Spezielles Prüfsystem für Draht und Litzen

Litzen bestehen aus einzelnen, in einander gewundenen Drähten. Zu den Hauptuntersuchungen in der Qualitätssicherung zählt die Zugprüfung mit Dehnungsmessung. Zwick bietet hierfür ein spezielles Prüfsystem, welches allen Anforderungen der gängigen Prüfnormen, wie beispielsweise der EN 10138, gerecht wird. Dieser Prüflösung vertraut auch der spanische Litzen-Hersteller Tycsa.
tycsa

Die Prüfmaschine mit Fmax 600 kN ist mit hydraulischen Probenhaltern mit speziellen Backeneinsätzen ausgestattet. Diese garantieren ein sicheres Halten der Proben und verursachen keine Probenbrüche an der Einklemmung. Es werden hochfeste Drähte bis 10 mm Durchmesser und Litzen bis 20 mm Durchmesser und einer Länge bis 1000 mm im Zugversuch geprüft. Eine Besonderheit der Prüfmaschine ist die Möglichkeit, Umlenk-Zugversuche nach ISO 15630 durchzuführen. Hierfür ist die Prüfmaschine mit einer Durchgangsbohrung in der Fahrtraverse ausgestattet.

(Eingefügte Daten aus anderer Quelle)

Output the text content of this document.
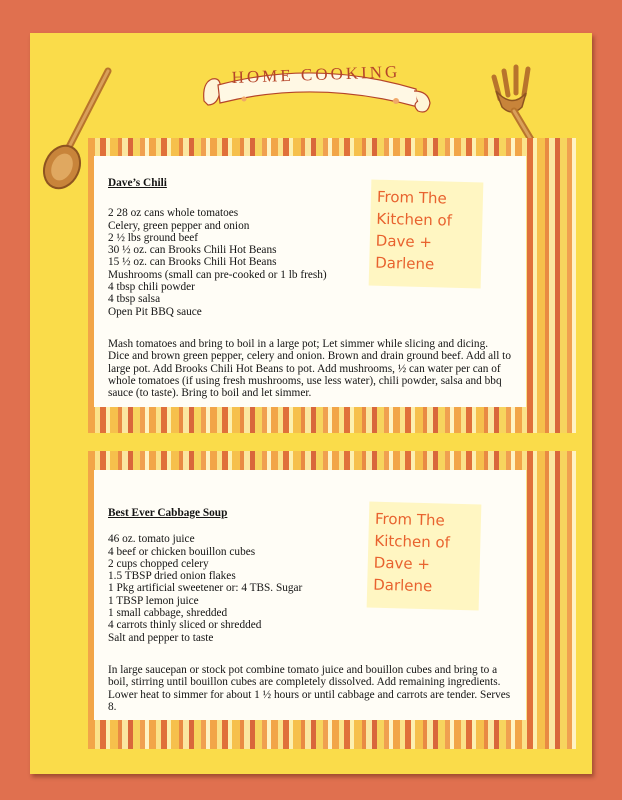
HOME COOKING

Dave’s Chili

2 28 oz cans whole tomatoes

Celery, green pepper and onion

2 ½ lbs ground beef

30 ½ oz. can Brooks Chili Hot Beans

15 ½ oz. can Brooks Chili Hot Beans

Mushrooms (small can pre-cooked or 1 lb fresh)

4 tbsp chili powder

4 tbsp salsa

Open Pit BBQ sauce

Mash tomatoes and bring to boil in a large pot; Let simmer while slicing and dicing. Dice and brown green pepper, celery and onion. Brown and drain ground beef. Add all to large pot. Add Brooks Chili Hot Beans to pot. Add mushrooms, ½ can water per can of whole tomatoes (if using fresh mushrooms, use less water), chili powder, salsa and bbq sauce (to taste). Bring to boil and let simmer.

From The
Kitchen of
Dave +
Darlene

Best Ever Cabbage Soup

46 oz. tomato juice

4 beef or chicken bouillon cubes

2 cups chopped celery

1.5 TBSP dried onion flakes

1 Pkg artificial sweetener or: 4 TBS. Sugar

1 TBSP lemon juice

1 small cabbage, shredded

4 carrots thinly sliced or shredded

Salt and pepper to taste

In large saucepan or stock pot combine tomato juice and bouillon cubes and bring to a boil, stirring until bouillon cubes are completely dissolved. Add remaining ingredients. Lower heat to simmer for about 1 ½ hours or until cabbage and carrots are tender. Serves 8.

From The
Kitchen of
Dave +
Darlene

Vertreter von Tycsa überzeugten sich bei Vorversuchen bei Zwick von der Leistungsfähigkeit des Prüfsystems und vor allem vom sicheren Spannen der Proben.

Ein Bruch von Litzen führt häufig zum Ausschlagen einzelner Drähte. Dadurch besteht die Gefahr, dass ein berührender Längenänderungsaufnehmer beschädigt wird. Zwick setzt deshalb gerade für sichere und genaue Messungen an Litzen auf optische Langwegaufnehmer. Der lightXtens Extensometer erreicht über den gesamten Messweg von bis zu 900 mm eine Auflösung von 5 μm und erfüllt die Genauigkeitsklasse 1 gemäß ISO 9513. Der Extensometer erkennt die Messmarken auf der Probe automatisch und somit auch die Anfangsmesslänge.